The Walker’s “Radical Presence” pushes racial boundaries in art
October 3, 2014
Continuously pushing the boundaries of cutting edge and experimental art, The Walker Art Center never shies away from showcasing daring and unconventional artists. However, like many other institutions of the art world, the Walker, located in Minneapolis, hasn’t represented the work of historically marginalized artists––artists of color in particular.
Looking to make a conscious move towards a more representative view of contemporary art with a focus on performance art, the Walker Art Center opened a new exhibit devoted to solely Black performance artists, Radical Presence: Black Performance in Contemporary Art.
Having opened on July 24, Radical Presence runs through January 4 in the Friedman and Target Galleries. It showcases a variety of unique and introspective black artists from the sixties to present day. Often, in the media, black art is depicted as a narrow part of a much bigger and more sophisticated art world. However, no two works of art are alike and each one presents a different side not only of black art, but art in general.
The exhibit highlighted certain themes surrounding black art.
, is intended to make the viewer reflect on the influences African Americans have had on the art industry that go unnoticed, and how American culture often “fries” Black culture.
There are many pieces featured in the exhibit that are meant to propose tough questions and that explore mature topics that require some thought in order to be fully appreciated. Radical Presence is not meant to make the Walker Art Center’s visitors feel comfortable or enlightened, but rather uncomfortable and challenged.
The exhibit shows to a full extent that race is still an issue even today. Photographer Lorraine O’Grady is represented in the exhibit through her collage of photographs called Art is… . Through various snapshots of men and women of all races outlined by various decorative frames, she aims to widen the horizon of art and whom it includes.
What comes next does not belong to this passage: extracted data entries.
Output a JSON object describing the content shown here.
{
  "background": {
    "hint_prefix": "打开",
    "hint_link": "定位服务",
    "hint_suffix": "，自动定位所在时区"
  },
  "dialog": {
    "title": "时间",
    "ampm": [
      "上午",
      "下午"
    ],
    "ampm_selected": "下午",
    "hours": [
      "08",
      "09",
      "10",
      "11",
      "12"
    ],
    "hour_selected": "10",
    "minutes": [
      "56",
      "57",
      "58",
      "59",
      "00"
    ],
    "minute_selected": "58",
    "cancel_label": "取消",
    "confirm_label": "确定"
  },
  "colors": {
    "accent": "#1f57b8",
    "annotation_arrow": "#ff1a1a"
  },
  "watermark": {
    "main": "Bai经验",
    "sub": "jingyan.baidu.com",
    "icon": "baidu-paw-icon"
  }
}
The colorful photos are effective in relaying the artist’s message and capture the observer’s attention.
The walk through Radical Presence is in no way a peaceful stroll. Almost every room is paired with background noise that tells a story of its own all while enriching and adding to the physical art. Adding to the uniqueness of the exhibit, screens featuring performances and short films bring life to an otherwise stationary room.
Jacolby Satterwhite uses animation, sound, text, and physical objects in his multiple pieces to examine modern society. Using his body as an intersection of these different mediums, the works call to mind how Black bodies are so often the subject of criticism, and how important intersectionality is to exploring the complete story of someone or something.
As it is a performance art exhibit, one would expect there to be more live performance. While there are screens featuring videos of many of the artists in progress, the works are not brought to life in the same way as an actual human presence is never featured. It should be noted that there are some dates and times in which there will be live performances, which would likely add an additional layer of complexity and emotion.
Radical Presence is a long overdue exploration of Black performance art, and one that only begins to scratch the surface of what artists of color have to offer the art community. With a strong variety of mediums, topics, and artists being represented, Radical Presence is a unique and powerful exhibition, and one that everyone in the Twin Cities should make time to experience.